Karbon yolculuğunun sonu derin deniz çukurları…
İnsan yapımı, dirençli, ayrışması zor organik maddelerin (kısmen fosil yakıtları yakmamızdan kaynaklanan) en derin deniz çukurlarının dibine ulaşması Ronnie N. Glud’u şaşırtmadı.
“Geçmişte derin deniz çukurlarının ıssız ve cansız olduğuna, yüzeyde olup bitenlerden etkilenmediğine inanılırdı. Ve bu yüzden Yunan mitolojisinde ölüm (Hades) anlamına gelen kelimeden yola çıkılarak alem adından türetilen ‘Hadal’ adı verilmişti.” diyor ve sözlerine “Bugün Hadal çukurlarının zengin ve çeşitli bir yaşama sahip olduğunu, dinamik ve çok çeşitli olduğunu ve karadan ve yüzeyden gelen malzemenin içlerine kadar yolunu bulduğunu biliyoruz, ne yazık ki buna plastik ve kirleticiler de dahildir. Örneğin, Hadal tortularının şaşırtıcı derecede yüksek seviyede cıva içerdiğini daha önce göstermiştik.” şeklinde devam ediyor.
Kaynaklar
- https://tritonsubs.com/subs/t36000-2/
- Zhang, X., Xu, Y., Xiao, W. et al. The hadal zone is an important and heterogeneous sink of black carbon in the ocean. Commun.

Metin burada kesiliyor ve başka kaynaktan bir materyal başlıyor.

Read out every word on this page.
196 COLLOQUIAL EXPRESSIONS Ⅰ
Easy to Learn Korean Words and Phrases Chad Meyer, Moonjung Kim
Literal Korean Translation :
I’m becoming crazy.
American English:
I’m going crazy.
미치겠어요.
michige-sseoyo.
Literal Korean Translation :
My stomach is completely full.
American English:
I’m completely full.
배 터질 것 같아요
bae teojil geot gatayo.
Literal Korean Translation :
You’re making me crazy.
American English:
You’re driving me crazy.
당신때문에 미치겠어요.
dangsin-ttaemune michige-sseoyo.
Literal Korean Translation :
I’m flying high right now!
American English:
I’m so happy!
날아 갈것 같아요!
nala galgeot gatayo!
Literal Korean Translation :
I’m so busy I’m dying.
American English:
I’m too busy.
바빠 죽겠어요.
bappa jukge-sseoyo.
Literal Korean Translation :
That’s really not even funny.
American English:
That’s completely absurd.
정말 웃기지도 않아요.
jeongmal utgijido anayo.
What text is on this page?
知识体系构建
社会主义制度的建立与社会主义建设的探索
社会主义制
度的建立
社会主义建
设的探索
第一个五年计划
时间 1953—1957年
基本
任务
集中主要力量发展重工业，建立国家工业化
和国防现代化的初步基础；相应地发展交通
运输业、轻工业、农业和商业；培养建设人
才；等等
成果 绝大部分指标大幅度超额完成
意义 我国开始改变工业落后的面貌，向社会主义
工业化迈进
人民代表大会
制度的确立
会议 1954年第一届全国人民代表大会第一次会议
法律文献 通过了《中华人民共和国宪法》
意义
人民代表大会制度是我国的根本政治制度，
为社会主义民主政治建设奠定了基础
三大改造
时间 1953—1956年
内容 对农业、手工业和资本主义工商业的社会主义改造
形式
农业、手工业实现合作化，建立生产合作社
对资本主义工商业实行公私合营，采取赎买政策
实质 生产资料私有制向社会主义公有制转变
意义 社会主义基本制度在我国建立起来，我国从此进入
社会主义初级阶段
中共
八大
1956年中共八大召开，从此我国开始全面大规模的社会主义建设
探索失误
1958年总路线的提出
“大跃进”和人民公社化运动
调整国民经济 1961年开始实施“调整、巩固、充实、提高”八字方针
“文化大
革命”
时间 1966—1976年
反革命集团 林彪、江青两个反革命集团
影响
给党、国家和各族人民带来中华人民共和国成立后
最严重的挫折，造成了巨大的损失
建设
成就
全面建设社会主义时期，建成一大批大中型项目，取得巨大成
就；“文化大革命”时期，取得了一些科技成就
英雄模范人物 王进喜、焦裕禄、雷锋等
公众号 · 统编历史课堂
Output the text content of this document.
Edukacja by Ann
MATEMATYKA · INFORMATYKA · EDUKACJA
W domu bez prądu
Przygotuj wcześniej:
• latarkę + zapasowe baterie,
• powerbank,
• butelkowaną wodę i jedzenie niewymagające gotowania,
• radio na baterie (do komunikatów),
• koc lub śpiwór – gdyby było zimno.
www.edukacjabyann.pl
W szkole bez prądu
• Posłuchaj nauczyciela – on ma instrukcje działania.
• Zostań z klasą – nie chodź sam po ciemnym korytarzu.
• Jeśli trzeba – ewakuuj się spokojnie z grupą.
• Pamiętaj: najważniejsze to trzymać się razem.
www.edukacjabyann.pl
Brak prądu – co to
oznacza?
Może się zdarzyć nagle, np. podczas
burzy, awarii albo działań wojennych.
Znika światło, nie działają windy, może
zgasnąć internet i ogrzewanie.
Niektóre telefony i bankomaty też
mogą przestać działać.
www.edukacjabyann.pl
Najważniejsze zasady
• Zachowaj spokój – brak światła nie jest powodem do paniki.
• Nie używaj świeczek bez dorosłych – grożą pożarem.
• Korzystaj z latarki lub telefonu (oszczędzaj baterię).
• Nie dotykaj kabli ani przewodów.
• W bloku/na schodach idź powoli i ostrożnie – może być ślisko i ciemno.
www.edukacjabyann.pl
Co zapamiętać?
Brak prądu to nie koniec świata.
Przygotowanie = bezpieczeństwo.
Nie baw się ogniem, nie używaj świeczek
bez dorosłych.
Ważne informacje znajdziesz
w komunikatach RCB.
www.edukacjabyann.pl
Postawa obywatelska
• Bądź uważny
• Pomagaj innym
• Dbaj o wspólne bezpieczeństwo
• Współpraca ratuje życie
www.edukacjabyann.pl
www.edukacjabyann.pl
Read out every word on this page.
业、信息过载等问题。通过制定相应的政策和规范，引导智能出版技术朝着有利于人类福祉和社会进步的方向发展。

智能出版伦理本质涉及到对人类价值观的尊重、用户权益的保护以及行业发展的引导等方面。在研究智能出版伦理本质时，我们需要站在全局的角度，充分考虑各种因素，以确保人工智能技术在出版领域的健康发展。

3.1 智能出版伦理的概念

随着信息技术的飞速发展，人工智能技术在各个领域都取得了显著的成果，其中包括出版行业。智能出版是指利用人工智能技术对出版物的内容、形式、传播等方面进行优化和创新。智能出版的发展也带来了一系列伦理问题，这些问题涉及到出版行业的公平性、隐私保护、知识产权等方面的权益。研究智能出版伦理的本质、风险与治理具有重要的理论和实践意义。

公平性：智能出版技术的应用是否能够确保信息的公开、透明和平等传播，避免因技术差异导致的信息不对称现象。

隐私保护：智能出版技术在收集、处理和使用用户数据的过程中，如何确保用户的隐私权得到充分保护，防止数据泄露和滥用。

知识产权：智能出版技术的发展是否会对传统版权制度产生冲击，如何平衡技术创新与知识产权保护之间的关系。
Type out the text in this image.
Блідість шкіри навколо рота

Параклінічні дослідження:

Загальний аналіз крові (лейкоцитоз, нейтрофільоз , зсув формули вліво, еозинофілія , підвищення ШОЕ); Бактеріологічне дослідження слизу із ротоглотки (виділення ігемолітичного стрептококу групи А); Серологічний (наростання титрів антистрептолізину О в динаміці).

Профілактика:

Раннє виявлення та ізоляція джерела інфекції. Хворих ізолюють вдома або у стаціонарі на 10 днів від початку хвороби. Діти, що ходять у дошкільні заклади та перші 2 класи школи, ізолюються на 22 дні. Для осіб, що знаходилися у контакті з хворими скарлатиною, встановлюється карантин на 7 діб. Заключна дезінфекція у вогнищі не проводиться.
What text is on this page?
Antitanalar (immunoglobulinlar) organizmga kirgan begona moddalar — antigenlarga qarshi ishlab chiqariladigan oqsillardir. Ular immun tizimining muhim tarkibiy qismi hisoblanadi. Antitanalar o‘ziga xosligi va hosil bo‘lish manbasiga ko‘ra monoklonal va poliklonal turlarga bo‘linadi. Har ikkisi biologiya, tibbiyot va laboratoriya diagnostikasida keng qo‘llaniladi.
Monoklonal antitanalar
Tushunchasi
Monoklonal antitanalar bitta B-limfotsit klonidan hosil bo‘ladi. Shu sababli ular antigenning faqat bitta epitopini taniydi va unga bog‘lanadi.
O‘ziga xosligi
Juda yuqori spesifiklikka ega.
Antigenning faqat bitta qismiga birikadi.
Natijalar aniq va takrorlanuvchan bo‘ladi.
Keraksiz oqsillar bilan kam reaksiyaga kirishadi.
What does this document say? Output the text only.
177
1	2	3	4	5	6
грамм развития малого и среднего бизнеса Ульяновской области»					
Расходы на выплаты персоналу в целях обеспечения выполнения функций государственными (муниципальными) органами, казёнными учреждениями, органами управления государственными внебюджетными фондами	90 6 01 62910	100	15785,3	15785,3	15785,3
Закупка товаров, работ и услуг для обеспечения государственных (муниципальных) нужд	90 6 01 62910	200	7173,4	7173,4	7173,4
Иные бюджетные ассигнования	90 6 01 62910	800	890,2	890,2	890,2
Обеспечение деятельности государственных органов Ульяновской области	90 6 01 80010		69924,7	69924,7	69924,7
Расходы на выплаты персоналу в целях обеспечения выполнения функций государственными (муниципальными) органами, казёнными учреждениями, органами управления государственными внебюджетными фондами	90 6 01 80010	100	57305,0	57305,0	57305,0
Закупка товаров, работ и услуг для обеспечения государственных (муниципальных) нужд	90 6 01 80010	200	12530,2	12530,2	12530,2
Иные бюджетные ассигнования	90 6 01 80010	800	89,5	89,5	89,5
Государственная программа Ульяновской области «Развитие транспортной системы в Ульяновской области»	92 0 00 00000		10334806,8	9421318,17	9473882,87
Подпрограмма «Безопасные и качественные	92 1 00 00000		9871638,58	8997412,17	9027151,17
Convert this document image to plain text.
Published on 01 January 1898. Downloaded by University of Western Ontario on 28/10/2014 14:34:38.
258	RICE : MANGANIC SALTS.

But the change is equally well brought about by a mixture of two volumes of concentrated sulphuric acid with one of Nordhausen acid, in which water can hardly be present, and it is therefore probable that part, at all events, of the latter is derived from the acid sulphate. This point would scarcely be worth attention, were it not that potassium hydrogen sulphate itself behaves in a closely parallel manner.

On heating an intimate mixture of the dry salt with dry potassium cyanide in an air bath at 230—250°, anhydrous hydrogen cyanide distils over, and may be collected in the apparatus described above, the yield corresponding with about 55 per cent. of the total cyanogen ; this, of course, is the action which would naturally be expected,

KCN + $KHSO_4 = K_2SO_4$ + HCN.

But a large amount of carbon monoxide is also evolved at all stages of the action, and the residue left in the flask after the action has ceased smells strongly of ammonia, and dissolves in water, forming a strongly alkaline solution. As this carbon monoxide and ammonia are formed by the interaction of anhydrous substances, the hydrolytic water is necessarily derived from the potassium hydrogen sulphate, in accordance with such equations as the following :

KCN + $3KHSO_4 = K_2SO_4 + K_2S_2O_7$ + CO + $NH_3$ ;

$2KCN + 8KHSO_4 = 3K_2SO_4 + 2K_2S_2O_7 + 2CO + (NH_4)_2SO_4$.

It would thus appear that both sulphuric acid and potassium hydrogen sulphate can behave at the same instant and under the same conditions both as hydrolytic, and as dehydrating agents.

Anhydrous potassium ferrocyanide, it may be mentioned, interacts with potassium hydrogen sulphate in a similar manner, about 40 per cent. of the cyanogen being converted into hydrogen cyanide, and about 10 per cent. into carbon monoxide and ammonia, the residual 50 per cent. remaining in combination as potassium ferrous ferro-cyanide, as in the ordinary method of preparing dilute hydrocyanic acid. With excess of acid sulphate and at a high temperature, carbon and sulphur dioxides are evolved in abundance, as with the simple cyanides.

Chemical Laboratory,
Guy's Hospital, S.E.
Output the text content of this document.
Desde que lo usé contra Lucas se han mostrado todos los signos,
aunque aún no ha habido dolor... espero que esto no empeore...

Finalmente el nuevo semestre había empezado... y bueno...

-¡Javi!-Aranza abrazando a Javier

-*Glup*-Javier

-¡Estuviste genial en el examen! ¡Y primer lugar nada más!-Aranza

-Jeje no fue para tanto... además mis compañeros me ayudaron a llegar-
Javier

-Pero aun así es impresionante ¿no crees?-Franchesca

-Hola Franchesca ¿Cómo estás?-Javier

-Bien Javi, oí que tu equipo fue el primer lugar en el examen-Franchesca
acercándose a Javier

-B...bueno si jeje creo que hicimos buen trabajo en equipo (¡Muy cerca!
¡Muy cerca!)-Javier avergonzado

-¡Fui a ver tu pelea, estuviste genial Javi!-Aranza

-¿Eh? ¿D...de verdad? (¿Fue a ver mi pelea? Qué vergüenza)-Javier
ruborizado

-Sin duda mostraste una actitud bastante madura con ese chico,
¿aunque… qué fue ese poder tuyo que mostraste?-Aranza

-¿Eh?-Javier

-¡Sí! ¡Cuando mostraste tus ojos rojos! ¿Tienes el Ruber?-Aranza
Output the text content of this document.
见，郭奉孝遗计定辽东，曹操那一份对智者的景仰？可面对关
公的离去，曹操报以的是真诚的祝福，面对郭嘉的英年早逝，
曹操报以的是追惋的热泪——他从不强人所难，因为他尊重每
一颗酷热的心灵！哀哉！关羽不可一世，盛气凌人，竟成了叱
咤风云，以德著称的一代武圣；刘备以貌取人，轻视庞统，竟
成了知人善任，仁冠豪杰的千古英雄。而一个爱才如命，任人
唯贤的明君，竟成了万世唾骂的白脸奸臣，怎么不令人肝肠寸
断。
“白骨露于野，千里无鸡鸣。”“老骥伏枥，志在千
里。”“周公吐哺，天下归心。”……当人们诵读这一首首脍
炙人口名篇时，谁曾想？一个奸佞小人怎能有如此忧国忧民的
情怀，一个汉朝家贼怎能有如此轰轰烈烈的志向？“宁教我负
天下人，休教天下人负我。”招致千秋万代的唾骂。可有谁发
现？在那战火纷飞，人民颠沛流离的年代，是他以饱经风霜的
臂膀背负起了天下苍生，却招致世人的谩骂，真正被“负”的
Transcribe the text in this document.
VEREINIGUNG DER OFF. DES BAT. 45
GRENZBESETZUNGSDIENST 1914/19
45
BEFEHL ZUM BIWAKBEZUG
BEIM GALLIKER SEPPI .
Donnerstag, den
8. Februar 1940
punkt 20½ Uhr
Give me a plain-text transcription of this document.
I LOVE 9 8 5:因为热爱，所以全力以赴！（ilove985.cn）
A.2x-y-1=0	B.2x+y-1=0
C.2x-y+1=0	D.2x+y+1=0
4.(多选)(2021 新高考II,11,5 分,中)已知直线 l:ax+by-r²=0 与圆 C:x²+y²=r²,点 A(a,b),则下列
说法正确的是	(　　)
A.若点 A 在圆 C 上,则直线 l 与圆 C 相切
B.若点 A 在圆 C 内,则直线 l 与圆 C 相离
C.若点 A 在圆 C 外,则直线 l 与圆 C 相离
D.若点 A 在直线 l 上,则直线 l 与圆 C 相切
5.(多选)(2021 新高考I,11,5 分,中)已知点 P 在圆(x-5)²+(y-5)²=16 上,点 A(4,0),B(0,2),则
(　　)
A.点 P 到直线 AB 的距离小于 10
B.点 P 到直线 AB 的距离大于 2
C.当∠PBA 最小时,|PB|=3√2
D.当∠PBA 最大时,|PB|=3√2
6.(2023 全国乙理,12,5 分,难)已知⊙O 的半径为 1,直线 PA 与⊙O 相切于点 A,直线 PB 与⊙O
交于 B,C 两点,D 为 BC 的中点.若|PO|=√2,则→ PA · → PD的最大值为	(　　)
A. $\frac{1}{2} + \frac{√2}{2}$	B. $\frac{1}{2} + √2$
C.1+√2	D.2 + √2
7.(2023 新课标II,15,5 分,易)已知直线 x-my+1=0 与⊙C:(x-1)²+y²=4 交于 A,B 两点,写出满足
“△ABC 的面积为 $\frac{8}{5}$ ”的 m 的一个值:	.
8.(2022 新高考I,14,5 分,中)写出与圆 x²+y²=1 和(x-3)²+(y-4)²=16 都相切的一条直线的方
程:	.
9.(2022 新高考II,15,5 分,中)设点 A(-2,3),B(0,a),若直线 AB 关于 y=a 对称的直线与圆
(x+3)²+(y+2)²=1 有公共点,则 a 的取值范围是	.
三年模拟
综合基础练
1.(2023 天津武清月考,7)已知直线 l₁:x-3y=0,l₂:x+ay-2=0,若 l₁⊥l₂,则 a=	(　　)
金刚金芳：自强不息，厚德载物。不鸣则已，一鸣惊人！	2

Earth Environ. 3, 25 (2022). https://doi.org/10.1038/s43247-022-00351-7
- Alan J. Jamieson, Deo Florence L. Onda, Lebensspuren and müllspuren: Drifting plastic bags alter microtopography of seafloor at full ocean depth (10,000 m, Philippine Trench), Continental Shelf Research, 10.1016/j.csr.2022.104867, 250, (104867), (2022).